Obesity aggravates the joint inflammation in a collagen-induced arthritis model through deviation to Th17 differentiation.
- Author:
Joo Yeon JHUN
1
;
Bo Young YOON
;
Mi Kyung PARK
;
Hye Joa OH
;
Jae Kyeong BYUN
;
Seon Young LEE
;
Jun Ki MIN
;
Sung Hwan PARK
;
Ho Youn KIM
;
Mi La CHO
Author Information
1. The Rheumatism Research Center, Catholic Research Institute of Medical Science, The Catholic University of Korea, Seoul 137-040, Korea. iammila@catholic.ac.kr
- Publication Type:Original Article ; Research Support, Non-U.S. Gov't
- Keywords:
arthritis, experimental;
inflammation;
mice;
obesity;
Th17 cells
- MeSH:
Adipokines/immunology/metabolism;
Animals;
*Arthritis, Experimental/genetics/immunology/pathology;
Cell Differentiation/genetics/immunology;
*Collagen Type II/administration & dosage/immunology;
Disease Models, Animal;
Gene Expression;
Humans;
Inflammation/chemically induced/*immunology;
Interleukin-17/metabolism;
Interleukin-6/blood;
Joints/immunology/pathology;
Mice;
Mice, Inbred C57BL;
*Obesity/genetics/immunology/pathology;
*Th17 Cells/immunology/metabolism;
Tumor Necrosis Factor-alpha/blood
- From:Experimental & Molecular Medicine
2012;44(7):424-431
- CountryRepublic of Korea
- Language:English
-
Abstract:
White fat cells secrete adipokines that induce inflammation and obesity has been reported to be characterized by high serum levels of inflammatory cytokines such as IL-6 and TNF-alpha.
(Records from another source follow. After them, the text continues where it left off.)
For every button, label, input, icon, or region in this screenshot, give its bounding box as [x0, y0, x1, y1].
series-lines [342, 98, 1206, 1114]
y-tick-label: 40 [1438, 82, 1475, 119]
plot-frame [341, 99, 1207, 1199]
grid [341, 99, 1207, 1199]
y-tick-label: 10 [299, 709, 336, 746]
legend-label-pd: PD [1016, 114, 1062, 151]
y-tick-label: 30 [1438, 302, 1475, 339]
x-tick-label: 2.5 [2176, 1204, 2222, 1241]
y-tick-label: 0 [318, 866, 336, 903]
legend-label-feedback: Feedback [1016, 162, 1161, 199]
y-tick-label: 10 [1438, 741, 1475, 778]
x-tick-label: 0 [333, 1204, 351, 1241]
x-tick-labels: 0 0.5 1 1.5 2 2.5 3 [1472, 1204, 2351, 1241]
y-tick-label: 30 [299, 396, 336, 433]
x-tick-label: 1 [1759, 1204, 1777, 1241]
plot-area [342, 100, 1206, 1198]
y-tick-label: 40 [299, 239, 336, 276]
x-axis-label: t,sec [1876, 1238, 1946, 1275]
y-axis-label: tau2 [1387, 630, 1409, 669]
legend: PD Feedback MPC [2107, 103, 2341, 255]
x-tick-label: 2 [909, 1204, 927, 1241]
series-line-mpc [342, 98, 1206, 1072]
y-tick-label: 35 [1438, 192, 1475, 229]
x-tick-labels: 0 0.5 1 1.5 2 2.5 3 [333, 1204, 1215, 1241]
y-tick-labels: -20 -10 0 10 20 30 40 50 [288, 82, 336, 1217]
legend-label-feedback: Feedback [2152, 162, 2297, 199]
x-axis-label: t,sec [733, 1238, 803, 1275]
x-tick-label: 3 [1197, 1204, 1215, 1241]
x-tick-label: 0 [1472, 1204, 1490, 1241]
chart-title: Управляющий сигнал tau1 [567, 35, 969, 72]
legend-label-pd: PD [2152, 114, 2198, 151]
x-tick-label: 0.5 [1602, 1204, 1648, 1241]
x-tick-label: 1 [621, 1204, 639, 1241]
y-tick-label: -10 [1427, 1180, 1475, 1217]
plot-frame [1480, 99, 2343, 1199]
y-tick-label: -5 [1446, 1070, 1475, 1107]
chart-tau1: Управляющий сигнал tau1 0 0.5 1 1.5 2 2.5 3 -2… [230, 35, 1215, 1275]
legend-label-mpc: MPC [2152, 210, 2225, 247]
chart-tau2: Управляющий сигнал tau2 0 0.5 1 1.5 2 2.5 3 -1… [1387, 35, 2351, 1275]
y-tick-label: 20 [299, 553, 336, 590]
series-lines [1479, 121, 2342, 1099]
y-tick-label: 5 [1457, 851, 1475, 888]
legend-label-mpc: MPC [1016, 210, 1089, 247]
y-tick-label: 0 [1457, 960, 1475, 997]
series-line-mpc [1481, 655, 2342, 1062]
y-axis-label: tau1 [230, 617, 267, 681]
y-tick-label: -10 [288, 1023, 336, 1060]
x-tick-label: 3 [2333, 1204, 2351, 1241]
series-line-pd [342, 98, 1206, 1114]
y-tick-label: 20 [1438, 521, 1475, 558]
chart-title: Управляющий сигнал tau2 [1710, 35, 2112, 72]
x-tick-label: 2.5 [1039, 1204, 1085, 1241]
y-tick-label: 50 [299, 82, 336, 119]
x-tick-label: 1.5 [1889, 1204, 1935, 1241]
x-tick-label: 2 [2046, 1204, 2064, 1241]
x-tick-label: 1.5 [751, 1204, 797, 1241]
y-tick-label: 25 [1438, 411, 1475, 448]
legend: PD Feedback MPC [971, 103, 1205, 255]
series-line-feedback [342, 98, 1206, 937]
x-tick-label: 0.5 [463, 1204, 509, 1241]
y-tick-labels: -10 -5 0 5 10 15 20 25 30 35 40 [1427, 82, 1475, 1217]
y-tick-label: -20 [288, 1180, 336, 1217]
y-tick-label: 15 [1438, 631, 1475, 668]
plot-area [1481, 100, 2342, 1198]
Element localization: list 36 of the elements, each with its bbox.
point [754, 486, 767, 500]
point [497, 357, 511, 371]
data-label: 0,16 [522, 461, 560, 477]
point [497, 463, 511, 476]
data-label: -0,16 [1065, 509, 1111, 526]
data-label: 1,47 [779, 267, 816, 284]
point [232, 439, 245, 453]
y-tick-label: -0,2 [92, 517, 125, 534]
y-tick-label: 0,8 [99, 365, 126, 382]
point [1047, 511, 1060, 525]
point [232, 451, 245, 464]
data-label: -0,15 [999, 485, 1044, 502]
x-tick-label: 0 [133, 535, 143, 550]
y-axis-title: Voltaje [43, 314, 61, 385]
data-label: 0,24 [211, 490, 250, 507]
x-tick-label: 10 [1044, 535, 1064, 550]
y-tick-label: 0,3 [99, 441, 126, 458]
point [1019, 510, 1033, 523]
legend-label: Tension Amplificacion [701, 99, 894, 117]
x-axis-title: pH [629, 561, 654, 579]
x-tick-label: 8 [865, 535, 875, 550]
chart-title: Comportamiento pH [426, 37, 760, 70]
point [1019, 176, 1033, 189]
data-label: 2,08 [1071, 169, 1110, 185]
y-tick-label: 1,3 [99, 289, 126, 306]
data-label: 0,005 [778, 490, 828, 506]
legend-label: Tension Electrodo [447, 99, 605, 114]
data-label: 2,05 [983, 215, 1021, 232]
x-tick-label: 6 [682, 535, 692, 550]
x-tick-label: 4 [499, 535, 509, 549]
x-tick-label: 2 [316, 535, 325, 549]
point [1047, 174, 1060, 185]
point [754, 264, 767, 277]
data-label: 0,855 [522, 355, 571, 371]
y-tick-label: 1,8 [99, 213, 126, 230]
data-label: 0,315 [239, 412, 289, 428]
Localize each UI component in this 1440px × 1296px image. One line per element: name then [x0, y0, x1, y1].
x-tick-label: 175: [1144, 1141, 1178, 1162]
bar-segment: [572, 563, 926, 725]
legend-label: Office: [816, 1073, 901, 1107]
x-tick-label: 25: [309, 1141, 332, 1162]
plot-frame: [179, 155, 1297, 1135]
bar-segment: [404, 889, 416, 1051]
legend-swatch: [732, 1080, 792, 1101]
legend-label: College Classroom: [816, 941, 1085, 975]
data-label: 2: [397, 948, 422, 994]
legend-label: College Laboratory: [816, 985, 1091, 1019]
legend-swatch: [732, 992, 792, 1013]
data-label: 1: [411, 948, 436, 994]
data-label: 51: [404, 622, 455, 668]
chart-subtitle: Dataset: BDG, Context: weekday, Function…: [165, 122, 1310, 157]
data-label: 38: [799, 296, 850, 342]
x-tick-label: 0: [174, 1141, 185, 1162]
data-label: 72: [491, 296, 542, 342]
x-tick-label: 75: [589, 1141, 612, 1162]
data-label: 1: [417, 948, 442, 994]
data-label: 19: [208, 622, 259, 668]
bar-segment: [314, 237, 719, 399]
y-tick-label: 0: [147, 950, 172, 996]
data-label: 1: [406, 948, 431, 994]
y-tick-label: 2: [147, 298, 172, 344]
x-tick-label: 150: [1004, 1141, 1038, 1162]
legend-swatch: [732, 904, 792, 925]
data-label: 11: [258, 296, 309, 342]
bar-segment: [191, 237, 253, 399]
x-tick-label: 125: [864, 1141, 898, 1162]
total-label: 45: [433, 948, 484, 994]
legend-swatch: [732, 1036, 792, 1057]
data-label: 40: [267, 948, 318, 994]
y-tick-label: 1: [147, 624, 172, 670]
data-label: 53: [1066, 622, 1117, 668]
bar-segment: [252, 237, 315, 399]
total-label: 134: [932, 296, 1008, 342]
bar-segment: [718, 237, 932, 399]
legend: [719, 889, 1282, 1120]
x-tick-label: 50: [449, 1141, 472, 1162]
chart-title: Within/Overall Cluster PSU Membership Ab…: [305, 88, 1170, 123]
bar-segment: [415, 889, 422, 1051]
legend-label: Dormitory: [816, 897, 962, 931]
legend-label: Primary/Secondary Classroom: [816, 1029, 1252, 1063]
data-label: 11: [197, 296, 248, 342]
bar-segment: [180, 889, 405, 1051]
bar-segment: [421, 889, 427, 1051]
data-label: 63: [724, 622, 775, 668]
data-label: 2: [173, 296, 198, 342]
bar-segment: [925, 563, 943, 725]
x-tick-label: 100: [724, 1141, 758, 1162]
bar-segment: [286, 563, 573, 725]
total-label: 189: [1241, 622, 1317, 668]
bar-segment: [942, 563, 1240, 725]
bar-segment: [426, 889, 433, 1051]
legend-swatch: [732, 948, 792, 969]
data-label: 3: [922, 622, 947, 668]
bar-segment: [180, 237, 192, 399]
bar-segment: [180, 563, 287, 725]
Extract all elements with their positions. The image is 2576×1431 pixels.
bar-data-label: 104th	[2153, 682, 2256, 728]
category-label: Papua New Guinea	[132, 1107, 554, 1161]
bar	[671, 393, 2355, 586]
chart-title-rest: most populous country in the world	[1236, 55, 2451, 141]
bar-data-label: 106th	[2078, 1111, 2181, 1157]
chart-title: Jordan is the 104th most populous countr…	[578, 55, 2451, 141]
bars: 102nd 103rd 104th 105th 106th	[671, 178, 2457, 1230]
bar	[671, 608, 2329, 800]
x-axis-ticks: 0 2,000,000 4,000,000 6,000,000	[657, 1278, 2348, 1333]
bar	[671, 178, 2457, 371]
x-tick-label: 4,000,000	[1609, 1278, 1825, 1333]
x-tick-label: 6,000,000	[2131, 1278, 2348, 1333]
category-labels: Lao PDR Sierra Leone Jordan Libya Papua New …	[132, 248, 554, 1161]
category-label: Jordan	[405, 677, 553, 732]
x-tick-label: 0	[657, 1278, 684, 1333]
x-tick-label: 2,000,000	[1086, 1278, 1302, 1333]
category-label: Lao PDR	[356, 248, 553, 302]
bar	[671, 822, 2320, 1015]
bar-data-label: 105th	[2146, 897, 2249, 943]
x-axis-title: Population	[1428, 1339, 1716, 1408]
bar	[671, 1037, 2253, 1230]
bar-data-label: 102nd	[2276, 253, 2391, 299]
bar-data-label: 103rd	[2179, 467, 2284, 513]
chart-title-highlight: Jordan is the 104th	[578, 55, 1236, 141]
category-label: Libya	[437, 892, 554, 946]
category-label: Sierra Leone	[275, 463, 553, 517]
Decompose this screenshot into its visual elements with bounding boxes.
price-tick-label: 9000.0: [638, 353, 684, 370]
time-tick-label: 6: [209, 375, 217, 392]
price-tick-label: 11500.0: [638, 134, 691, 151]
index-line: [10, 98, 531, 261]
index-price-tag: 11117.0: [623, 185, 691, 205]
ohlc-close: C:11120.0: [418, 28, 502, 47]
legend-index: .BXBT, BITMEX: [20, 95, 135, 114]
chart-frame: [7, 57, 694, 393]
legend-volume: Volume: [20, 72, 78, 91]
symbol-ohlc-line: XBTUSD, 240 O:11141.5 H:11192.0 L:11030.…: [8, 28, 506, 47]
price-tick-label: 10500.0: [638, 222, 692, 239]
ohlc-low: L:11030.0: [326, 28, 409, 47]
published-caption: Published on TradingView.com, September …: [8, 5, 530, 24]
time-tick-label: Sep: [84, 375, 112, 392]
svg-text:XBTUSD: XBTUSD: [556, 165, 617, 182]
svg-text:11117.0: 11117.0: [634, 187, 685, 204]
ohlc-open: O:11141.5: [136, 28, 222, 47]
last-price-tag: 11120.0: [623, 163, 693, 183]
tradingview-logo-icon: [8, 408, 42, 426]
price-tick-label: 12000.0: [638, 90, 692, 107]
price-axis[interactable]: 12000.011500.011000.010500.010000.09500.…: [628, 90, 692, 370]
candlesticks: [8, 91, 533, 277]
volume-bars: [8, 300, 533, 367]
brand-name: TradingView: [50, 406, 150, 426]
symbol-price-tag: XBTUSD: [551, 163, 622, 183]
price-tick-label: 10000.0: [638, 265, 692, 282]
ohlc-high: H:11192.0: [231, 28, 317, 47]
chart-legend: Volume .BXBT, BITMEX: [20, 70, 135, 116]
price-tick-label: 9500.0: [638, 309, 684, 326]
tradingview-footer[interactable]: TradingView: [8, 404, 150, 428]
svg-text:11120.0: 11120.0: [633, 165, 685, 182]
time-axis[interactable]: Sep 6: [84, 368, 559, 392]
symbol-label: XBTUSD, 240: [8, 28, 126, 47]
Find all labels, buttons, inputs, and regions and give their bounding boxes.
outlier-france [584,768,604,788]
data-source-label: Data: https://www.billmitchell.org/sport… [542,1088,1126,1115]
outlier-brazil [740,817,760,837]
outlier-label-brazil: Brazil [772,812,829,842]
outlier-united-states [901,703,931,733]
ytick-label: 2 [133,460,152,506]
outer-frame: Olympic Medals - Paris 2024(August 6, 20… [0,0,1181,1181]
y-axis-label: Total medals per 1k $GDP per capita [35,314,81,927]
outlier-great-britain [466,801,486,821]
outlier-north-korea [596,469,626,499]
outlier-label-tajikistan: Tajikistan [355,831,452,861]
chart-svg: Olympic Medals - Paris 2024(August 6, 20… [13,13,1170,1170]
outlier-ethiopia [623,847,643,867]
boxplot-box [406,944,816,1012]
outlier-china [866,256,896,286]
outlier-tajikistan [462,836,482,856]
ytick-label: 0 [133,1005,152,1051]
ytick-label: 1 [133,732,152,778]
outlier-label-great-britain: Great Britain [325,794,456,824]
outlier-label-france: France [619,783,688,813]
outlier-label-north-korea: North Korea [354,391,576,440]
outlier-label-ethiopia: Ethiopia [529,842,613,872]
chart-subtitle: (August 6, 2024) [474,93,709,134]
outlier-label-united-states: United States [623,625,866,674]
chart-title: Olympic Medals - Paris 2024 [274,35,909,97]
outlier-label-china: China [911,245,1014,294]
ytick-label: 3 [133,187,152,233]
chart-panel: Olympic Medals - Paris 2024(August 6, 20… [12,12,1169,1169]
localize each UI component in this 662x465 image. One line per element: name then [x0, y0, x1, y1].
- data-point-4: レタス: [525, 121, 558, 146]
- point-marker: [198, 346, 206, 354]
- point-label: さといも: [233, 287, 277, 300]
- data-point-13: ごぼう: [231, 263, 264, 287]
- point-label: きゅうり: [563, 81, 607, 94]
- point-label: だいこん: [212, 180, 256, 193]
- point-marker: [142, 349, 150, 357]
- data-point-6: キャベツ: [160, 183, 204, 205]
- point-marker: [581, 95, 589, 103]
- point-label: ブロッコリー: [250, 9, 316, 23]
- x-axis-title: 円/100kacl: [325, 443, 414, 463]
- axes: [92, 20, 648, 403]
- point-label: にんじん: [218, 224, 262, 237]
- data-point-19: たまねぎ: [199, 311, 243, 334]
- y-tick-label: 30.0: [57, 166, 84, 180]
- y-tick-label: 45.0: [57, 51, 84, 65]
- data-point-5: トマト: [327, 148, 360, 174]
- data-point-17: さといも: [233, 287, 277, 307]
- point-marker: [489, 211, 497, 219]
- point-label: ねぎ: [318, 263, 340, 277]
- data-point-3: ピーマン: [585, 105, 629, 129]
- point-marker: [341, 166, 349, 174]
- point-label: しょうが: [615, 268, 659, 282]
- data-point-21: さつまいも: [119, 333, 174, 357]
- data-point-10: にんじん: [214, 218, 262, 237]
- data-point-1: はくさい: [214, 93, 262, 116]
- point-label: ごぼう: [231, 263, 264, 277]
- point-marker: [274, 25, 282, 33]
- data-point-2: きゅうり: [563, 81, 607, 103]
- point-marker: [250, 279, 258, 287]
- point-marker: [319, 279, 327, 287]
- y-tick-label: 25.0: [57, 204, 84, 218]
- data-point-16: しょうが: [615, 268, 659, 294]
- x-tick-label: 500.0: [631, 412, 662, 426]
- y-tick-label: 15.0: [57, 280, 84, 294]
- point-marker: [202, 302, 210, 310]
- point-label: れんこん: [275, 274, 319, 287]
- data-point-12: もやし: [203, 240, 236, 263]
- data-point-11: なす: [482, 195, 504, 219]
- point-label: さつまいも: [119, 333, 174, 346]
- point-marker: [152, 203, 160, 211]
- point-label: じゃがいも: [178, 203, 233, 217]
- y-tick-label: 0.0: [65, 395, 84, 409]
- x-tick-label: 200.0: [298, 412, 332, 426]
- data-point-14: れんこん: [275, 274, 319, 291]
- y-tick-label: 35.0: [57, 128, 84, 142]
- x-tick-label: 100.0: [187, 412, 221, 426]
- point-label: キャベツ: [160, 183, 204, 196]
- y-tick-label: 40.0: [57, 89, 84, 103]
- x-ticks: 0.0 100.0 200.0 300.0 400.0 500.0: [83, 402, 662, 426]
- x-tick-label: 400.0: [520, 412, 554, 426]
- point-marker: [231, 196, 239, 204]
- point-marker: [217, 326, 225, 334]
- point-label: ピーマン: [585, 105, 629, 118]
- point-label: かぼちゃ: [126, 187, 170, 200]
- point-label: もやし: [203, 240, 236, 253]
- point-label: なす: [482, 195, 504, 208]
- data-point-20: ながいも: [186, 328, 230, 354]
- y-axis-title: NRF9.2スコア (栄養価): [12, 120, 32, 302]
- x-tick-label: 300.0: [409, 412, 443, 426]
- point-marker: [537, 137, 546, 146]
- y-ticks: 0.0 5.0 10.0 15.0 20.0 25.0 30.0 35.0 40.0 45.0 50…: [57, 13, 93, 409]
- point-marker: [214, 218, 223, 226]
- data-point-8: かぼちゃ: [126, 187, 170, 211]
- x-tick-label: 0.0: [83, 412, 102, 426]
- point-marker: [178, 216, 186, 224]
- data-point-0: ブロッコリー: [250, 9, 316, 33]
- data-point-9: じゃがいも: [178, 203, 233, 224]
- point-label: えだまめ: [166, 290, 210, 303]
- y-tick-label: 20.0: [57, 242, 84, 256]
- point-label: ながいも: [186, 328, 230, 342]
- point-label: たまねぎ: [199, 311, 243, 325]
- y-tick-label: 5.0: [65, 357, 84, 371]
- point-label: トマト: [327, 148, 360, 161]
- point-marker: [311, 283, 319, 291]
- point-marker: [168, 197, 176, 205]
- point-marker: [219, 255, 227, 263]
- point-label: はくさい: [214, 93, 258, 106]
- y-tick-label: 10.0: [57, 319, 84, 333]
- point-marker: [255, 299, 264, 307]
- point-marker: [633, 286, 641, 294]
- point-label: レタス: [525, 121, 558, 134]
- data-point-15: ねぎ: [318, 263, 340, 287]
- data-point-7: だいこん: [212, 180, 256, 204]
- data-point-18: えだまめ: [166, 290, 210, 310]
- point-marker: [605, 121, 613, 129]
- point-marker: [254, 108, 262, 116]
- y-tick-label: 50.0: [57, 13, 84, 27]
Rheumatoid arthritis (RA) is a prototype of inflammatory arthritis, but the relationship between RA and obesity is controversial. We made an obese inflammatory arthritis model: obese collagen-induced arthritis (CIA). C57BL/6 mice were fed a 60-kcal high fat diet (HFD) from the age of 4 weeks and they were immunized twice with type II collagen (CII). After immunization, the obese CIA mice showed higher arthritis index scores and histology scores and a more increased incidence of developing arthritis than did the lean CIA mice. After treatment with CII, mixed lymphocyte reaction also showed CII-specific response more intensely in the obese CIA mice than lean CIA. The anti-CII IgG and anti-CII IgG2a levels in the sera of the obese CIA mice were higher than those of the lean CIA mice. The number of Th17 cells was higher and the IL-17 mRNA expression of the splenocytes in the obese CIA mice was higher than that of the lean CIA mice. Obese CIA mice also showed high IL-17 expression on synovium in immunohistochemistry. Although obesity may not play a pathogenic role in initiating arthritis, it could play an important role in amplifying the inflammation of arthritis through the Th1/Th17 response. The obese CIA murine model will be an important tool when we investigate the effect of several therapeutic target molecules to treat RA.